I love the idea of the pull of certain places. I know that sensation well. And I am wholly fascinated by that. I have found home in various places. I think we've all come across the sentiment that home is more of a feeling than a specific place. Running often feels like home, a familiar rhythm that I return to time and time again that allows me to find familiarity in new places. I think it comes back to a certain feeling that I experience when running. The engagement of body and place. The same way places and landscapes can have a certain feeling. Something about the light. Something about the color of the dirt. Something about the quality of the air. Something about traversing a landscape. So maybe that familiarity and sensation of home is more about moments, and it's the moments that hold certain feelings. These moments offer some sort of solace, safety, comfort, as home often carries those attributes. A moment that I always find peace in is the first touch of sun in the morning, and I often experience this while out on the trails. I am grateful to have experienced this in various spots on our road trip. It's the most wonderful greeting. You start out with a crisp cold morning of deep blues. Then the landscape gradually begins to appear all around you as the soft light emerges. It first starts to touch the formations around you, washing over the distant mountains. Then it makes its way closer and slowly fills in your little pocket of earth soaking the land and your whole being. It feels nourishing. Somehow the light in that moment is able to offer a deep resounding peace, a deep resounding calm. I love experiencing this while out on the trail, it's as though I am running to greet the sun as it makes its way over the land.

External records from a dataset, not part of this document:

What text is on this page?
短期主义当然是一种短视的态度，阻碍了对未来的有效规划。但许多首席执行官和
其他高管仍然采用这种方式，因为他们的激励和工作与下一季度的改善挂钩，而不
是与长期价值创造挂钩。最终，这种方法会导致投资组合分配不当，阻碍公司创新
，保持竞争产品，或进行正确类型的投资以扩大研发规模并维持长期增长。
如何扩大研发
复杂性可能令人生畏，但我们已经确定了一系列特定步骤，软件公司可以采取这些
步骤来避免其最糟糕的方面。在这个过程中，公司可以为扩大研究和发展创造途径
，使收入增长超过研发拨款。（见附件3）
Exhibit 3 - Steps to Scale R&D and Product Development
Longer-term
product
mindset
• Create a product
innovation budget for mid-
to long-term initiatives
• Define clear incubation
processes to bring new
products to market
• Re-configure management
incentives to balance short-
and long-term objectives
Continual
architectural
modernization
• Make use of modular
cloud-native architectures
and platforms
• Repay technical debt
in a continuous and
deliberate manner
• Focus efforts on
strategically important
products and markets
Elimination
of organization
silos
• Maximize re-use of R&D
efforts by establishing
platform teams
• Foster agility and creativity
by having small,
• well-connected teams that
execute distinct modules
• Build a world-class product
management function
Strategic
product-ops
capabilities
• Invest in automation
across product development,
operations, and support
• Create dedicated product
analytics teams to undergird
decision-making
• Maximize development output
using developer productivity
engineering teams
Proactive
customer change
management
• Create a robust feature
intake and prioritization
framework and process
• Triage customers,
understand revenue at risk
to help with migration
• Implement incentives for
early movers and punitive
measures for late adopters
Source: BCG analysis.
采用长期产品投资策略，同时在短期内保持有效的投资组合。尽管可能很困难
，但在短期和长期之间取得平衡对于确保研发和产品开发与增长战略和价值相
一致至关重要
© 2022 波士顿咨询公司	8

What is it about these certain places that calm me and claim me. I think the calming feeling tends to be a feeling of familiarity and safety. My nervous system recognizes what's happening and immediately exhales. I feel that on trails. Especially trails that bring me through alpine environments or the high desert, trails that bring me through sun drenched forests, and bring me through crisp cool mornings. Places that claim me come from a place of fascination and awe. It tends to be somewhere new but there's still a sense of familiarity rooted in the feeling. And it's this combination that I think offers a feeling of home. On this road trip there were a lot of little moments filled with that exact feeling. I think that's where road trips are so enticing and dreamy. You experience so many new places and sensations, and then all of the sudden you get this feeling of home in a place you've never been. You feel drawn to certain geographies. Both the Grand Canyon and Badlands were filled with these sensations. While the Grand Canyon was a revisiting, and Badlands was a new experience, they both had that deep resonant comfort paired with complete fascination. Maybe it was the colors and light or the observations of the lines in the rock. Maybe it was the dance of shadow and light across those formations. Or that first touch of light in the morning or the last touch of light in the evening. I left both of these places feeling inspired and comforted. And that adds to the internal map I carry with me. A map of all of my perceptions and experiences of geographies and feelings attached to those geographies. Places where the light pulls me in, places whose forms and colors fascinate and calm me, places that carry that certain feeling of home, even if just for a moment.